AVS 62nd International Symposium & Exhibition | |
Surface Science | Tuesday Sessions |
Session SS-TuP |
Session: | Surface Science Poster Session |
Presenter: | Alexei Nefedov, Karlsruhe Institute of Technology, Germany |
Authors: | A. Nefedov, Karlsruhe Institute of Technology, Germany C. Yang, Karlsruhe Institute of Technology, Germany F. Bebensee, Karlsruhe Institute of Technology, Germany C. Wöll, Karlsruhe Institute of Technology, Germany |
Correspondent: | Click to Email |
Ceria, one of the most reducible metal oxides, has proven to be a highly active catalyst for NOx reduction to N2. Here, we use synchrotron based photoemission spectroscopy (PES) and near edge X-ray absorption fine structure spectroscopy (NEXAFS) to monitor the conversion of N2O to N2 over reduced ceria surfaces (N2O + CeO2-x → N2 + CeO2) in a time-resolved fashion. This enables us to determine the kinetics of this process.
The NEXAFS and PES measurements were carried out using the HE-SGM beamline at the synchrotron facility BESSY II operated by the Helmholtz-Zentrum Berlin. The clean and stoichiometric CeO2(111) single crystal was annealed at 800 K for 15 min in vacuum to create surface oxygen vacancies prior to exposure to N2O, whereas ceria powders were annealed at 1000 K for 30 min. Exposure to 50 Langmuir N2O at sample temperatures typically below 120 K was achieved by backfilling the analysis chamber up to 10-9 mbar before NEXAFS spectra acquisition. The NEXAFS spectra were recorded in the partial electron yield mode for the π* resonance region of N K absorption edge. The Ce oxidation state was judged by PES before and after N2O exposure.
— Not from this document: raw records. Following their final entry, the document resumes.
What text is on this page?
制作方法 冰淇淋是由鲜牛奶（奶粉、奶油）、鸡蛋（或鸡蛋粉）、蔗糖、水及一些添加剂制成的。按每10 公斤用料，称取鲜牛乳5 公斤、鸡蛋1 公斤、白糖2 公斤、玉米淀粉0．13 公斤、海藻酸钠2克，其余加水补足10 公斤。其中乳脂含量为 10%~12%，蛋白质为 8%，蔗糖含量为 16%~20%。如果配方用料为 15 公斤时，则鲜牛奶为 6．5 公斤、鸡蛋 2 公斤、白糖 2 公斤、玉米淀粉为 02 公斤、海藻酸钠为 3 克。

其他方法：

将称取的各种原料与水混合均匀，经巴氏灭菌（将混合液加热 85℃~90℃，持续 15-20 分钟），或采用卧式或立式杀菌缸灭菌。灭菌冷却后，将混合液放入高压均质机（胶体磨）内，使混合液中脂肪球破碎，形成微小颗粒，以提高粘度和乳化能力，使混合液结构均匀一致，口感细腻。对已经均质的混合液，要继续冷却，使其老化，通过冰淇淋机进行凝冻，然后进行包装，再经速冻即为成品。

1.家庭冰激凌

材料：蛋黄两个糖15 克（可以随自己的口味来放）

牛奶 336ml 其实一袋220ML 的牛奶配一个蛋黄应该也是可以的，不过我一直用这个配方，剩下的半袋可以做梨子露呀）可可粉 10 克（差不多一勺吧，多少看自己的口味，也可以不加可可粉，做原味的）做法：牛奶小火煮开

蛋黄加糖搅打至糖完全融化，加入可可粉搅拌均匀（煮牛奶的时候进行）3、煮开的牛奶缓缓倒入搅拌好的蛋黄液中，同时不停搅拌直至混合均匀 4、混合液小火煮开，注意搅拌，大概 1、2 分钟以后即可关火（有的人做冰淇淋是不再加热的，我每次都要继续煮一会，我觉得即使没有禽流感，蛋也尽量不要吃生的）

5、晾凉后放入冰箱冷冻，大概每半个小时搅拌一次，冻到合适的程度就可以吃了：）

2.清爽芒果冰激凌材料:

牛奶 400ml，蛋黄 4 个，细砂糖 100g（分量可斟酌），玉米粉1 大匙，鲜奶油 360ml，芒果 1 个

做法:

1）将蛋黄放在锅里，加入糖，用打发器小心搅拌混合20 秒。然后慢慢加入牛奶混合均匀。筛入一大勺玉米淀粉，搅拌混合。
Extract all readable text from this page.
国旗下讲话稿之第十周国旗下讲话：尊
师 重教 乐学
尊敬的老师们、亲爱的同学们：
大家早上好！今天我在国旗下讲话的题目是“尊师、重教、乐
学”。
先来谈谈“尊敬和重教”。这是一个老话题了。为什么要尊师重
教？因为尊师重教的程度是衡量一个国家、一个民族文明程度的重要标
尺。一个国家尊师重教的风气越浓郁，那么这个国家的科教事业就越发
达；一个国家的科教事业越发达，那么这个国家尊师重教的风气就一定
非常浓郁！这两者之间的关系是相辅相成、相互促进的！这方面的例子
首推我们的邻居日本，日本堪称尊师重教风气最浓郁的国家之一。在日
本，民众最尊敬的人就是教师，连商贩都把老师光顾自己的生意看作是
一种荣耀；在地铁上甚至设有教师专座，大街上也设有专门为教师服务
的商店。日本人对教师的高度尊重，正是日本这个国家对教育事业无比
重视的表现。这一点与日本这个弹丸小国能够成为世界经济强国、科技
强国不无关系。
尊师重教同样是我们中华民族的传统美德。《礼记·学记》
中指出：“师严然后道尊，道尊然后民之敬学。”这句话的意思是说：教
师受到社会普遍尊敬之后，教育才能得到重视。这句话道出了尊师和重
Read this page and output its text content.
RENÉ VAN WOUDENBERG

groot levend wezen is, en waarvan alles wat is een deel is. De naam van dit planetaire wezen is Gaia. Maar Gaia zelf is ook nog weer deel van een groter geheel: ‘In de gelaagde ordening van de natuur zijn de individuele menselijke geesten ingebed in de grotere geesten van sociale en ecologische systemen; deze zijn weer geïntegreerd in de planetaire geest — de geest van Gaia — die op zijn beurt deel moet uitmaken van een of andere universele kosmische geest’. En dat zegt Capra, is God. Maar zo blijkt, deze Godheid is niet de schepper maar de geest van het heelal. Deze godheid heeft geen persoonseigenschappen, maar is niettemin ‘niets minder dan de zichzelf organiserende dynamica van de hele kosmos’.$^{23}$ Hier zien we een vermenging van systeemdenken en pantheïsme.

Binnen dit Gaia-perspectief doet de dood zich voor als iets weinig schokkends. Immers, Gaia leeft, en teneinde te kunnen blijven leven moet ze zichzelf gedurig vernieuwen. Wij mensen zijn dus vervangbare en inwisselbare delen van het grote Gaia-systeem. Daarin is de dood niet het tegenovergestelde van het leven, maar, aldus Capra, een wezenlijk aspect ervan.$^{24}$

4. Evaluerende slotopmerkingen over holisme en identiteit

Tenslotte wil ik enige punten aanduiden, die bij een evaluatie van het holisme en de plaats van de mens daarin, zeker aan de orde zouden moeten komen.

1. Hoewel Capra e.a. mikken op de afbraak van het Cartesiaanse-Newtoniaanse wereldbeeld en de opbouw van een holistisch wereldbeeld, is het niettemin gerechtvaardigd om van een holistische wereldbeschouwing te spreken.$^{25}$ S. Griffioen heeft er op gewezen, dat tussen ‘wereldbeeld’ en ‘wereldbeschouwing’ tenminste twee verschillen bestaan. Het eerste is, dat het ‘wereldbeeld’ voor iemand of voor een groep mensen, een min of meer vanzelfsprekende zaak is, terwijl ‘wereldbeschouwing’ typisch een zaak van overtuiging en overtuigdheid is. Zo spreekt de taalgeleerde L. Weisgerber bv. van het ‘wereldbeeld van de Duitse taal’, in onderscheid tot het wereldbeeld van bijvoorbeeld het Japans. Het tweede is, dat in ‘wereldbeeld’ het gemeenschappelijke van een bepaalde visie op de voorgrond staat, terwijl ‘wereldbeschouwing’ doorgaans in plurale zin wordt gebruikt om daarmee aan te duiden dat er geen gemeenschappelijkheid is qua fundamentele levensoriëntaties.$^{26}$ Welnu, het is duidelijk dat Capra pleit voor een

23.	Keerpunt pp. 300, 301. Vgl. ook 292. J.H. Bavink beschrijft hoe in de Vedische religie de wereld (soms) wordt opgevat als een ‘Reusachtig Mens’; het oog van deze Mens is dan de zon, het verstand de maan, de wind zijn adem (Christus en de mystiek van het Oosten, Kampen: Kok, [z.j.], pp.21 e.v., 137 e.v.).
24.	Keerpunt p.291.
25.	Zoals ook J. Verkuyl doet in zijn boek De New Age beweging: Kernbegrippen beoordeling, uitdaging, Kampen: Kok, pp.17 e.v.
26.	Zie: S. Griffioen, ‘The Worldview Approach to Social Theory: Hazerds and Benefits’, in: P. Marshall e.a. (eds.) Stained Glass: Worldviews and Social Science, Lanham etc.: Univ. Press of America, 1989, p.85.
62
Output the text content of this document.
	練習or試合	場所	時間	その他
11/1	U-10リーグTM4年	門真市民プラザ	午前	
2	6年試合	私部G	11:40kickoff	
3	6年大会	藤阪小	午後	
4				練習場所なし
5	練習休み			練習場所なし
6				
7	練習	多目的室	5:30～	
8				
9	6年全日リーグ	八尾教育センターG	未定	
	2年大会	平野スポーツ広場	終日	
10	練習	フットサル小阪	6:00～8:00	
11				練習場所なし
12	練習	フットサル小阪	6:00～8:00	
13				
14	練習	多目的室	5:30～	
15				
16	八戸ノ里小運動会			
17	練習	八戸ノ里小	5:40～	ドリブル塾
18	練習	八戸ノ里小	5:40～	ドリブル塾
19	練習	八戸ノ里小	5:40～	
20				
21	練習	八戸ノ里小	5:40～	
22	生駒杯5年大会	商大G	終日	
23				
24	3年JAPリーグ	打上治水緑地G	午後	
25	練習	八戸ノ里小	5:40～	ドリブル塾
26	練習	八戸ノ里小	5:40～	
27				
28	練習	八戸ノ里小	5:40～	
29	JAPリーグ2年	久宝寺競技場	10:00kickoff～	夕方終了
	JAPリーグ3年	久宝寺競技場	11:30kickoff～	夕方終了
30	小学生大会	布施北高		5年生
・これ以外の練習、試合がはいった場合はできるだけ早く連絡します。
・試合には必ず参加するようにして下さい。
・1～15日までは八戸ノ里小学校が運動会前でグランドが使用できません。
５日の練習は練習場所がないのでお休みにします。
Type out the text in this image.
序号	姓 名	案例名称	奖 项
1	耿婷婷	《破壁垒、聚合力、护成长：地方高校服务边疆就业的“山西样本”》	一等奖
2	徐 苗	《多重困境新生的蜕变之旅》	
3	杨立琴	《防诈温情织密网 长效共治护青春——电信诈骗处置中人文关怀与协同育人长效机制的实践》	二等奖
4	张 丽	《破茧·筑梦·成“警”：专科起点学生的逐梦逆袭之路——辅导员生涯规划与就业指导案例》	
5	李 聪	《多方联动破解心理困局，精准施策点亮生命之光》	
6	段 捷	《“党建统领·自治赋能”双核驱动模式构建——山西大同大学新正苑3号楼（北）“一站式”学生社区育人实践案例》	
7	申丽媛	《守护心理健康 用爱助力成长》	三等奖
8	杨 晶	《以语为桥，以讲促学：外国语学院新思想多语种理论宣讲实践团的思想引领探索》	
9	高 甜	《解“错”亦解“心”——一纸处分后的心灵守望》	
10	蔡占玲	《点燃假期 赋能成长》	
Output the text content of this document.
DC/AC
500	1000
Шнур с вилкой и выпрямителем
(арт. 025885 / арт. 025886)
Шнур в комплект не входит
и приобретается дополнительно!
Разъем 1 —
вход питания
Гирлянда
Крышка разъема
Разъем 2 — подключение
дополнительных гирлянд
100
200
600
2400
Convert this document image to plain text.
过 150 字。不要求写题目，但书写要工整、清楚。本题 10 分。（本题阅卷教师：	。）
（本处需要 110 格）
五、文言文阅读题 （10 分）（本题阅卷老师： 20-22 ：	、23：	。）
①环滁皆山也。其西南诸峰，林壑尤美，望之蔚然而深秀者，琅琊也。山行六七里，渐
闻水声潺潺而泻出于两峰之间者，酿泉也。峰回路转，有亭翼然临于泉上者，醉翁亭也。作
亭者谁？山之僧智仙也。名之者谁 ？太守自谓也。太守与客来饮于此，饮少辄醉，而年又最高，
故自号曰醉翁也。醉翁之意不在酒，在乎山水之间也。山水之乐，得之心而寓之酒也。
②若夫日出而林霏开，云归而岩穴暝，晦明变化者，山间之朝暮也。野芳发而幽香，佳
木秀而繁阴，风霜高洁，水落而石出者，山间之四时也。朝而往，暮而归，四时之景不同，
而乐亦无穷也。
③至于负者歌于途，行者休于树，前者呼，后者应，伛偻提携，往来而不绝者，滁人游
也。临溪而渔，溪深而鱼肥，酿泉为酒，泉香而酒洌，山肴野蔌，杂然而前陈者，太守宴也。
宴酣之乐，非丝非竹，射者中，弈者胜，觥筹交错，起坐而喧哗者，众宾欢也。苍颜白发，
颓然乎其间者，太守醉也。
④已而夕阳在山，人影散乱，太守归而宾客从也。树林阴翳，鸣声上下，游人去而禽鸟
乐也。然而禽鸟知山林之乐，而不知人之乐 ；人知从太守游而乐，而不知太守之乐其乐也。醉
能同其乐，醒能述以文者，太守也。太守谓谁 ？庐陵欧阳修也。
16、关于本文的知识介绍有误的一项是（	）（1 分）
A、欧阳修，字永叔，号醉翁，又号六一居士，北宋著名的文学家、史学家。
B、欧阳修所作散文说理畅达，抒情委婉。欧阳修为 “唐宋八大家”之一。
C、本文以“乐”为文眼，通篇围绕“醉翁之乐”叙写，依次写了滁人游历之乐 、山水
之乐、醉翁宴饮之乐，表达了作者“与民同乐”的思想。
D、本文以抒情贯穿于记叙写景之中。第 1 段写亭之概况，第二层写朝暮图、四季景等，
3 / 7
In the NEXAFS spectra, two intense resonances (401.2 eV and 404.8 eV) are observed. The resonances are assigned to the transition from the 1s orbital into the lowest unoccupied molecular orbital (3π*) of the terminal and central nitrogen atom of N2O, respectively. In agreement with previous experimental spectra for N2O on CeO2(111) thin films, both resonances exhibit equal intensity. Theoretical calculations for thin films indicate that N2O is adsorbed with the oxygen-end towards a cation on the surface also on the CeO2 single crystal. Moreover, these two resonances decrease in parallel over time and one may speculate at this point that the decrease is caused by conversion of N2O to N2 over reduced CeO2(111). The difference in valence band photoemission spectra measured before and after the introduction of 50 Langmuir N2O clearly demonstrate that the initial reduced CeO2(111) surface is re-oxidized to some extent and thus confirms the speculation above that N2O can interact with oxygen vacancies resulting in vacancy healing.
Annealing can easily reduce ceria, while N2O can heal the oxygen vacancies on the reduced ceria surface, giving rise to a complete catalytic cycle. The first set of data on N2O adsorption and reaction over ceria surface suggest the feasibility of the study of the conversion of N2O to N2 by using PES and NEXAFS, which gives us a chance to determine the kinetics of this reaction.